OBLADI |
Somos los humanos seres de costumbres. O de hábitos, que viene a ser lo mismo. De eso saben mucho nuestras mascotas, capaces de controlar lo que vamos a hacer o lo que nos pasa en cada momento: si nuestro humor es bueno o malo, si les toca quedar en casa o si nos van a acompañar, y otras muchas que no relataré. Quien tiene un cuatro patas –como gustaba llamar mi madre a Obladi- entiende perfectamente de qué hablo –escribo, más bien-. Después de convivir durante 14 años con Obladi y de preguntarme una y otra vez cómo diablos podía entenderme tan bien, llegué a la conclusión que yo repetía una día tras otro los mismos movimientos, aún sin ser consciente de hacerlo. Él se limitaba a tomar nota. Y ahora, que ya no me controla, que no tengo quien me siga a todas partes observándome, continúo haciendo las mismas cosas: repito día tras día idéntico ritual.
Mi hora preferida es la que antecede a irme a la cama. Creo que es el momento que de verdad me pertenece. Concluida la jornada, me encuentro conmigo misma y hago exactamente lo que me gusta, sin prisas, sin obligaciones. Puedo perder mi tiempo sin remordimientos.
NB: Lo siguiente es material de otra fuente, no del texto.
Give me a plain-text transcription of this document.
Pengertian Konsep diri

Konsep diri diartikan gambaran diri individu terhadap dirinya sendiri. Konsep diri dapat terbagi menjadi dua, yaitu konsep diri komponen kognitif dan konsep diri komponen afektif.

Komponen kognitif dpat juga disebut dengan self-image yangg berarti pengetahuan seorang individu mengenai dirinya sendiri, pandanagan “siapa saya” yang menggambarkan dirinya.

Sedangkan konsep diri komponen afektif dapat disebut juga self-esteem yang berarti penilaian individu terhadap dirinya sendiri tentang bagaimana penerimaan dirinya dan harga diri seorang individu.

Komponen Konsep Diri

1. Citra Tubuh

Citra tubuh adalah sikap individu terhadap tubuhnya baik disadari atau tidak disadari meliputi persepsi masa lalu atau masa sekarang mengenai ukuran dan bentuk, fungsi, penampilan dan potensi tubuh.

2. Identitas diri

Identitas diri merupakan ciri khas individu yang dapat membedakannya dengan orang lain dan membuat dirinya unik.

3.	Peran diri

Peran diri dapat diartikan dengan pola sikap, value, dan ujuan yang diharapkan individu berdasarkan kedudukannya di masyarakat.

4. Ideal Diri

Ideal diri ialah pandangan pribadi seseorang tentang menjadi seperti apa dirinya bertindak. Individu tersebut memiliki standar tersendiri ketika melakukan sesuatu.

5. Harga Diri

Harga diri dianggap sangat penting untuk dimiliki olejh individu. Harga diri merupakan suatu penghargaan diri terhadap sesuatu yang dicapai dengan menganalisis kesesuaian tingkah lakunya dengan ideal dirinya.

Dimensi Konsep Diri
Y así sucede.
El portátil sobre mis rodillas, en el sofá, frente al televisor que ni miro ni escucho –le quito el sonido, para ser más exacta-, primera rareza de mi ritual. Algunas veces lo apago, razono que es absurdo tenerlo encendido, pero me apresuro a ponerlo de nuevo en funcionamiento, posiblemente porque al vivir sola necesito sentir que estoy acompañada, aunque no le haga caso. Es, más o menos, algo así como tener un marido e ignorarlo, pero sabiendo que está ahí. Perdón por la maldad, pero seguro que algún/a lector/a sabe de qué hablo. Posiblemente existan buenos compañeros de viaje, eso no lo dudo, pero no he sabido dar con el apropiado. Con el apropiado a mis rarezas, quiero aclarar y, cuando creí haberlo encontrado, salió huyendo -eso me pareció-. Seguro que con razón. Luego brujuleo en Youtube, o en la música que voy recopilando, y escucho un par de canciones, o varias veces la misma. Cierro los ojos y viajo por el mundo de los sentidos. Me puedo enamorar de una canción cada noche y hacerla mía. Os recomiendo ponerlo en práctica, la música es alegría y belleza que toca directamente el alma mejor que cualquier otra cosa. O en la misma medida que llegan las palabras de una persona amiga, el abrazo de quien te quiere, una mirada limpia, un beso… Todo lo que nos hace felices, aunque sea en pequeñas ráfagas.
Botero-Mujer leyendo en la Cama |
Después apago el ordenador y tiro de un libro, o de la tableta, donde guardo muchos. Y de nuevo me enamoro, de un autor, de una historia, de un verso… Unas veces me gusta lo que dicen, otras simplemente cómo lo dicen. En algunas ocasiones me cuesta interpretar lo escrito y tengo que leer y releer hasta que me hago con el texto. Siempre saco alguna enseñanza. Así, casi sin darme cuenta, se me echa la noche encima, y si no me disciplino un poco pueden darme las tantas enzarzada en la lectura. El resto es ya imaginable: apagar al marido -¡Jesús, quiero decir la caja tonta! Ya sé, ya sé que no es lo mismo ¿Seguro que ni parecido…?-, ídem con la luz, y a dormir. Bueno, no exactamente, es el momento –el de mi ritual, por supuesto- de interrumpir todo para pensar en la vida –en mi vida-, en el sentido de todo, o en la falta de sentido que tiene casi todo. Da igual, no suelo ponerme trascendental, me conformo con lo que tengo. Que no es más que aquello a lo que yo sea capaz de insuflarle vida, ilusión, alegría… Mi último pensamiento es casi siempre el mismo, apunta en dos direcciones: primero proyecto algunas cosas que me agradaría hacer al día siguiente, y luego me pregunto con tranquilidad, ¿será ésta mi última noche? Pudiera, pudiera serlo. Y así me duermo. ¡Que extraño me resulta todo! Que simple soy.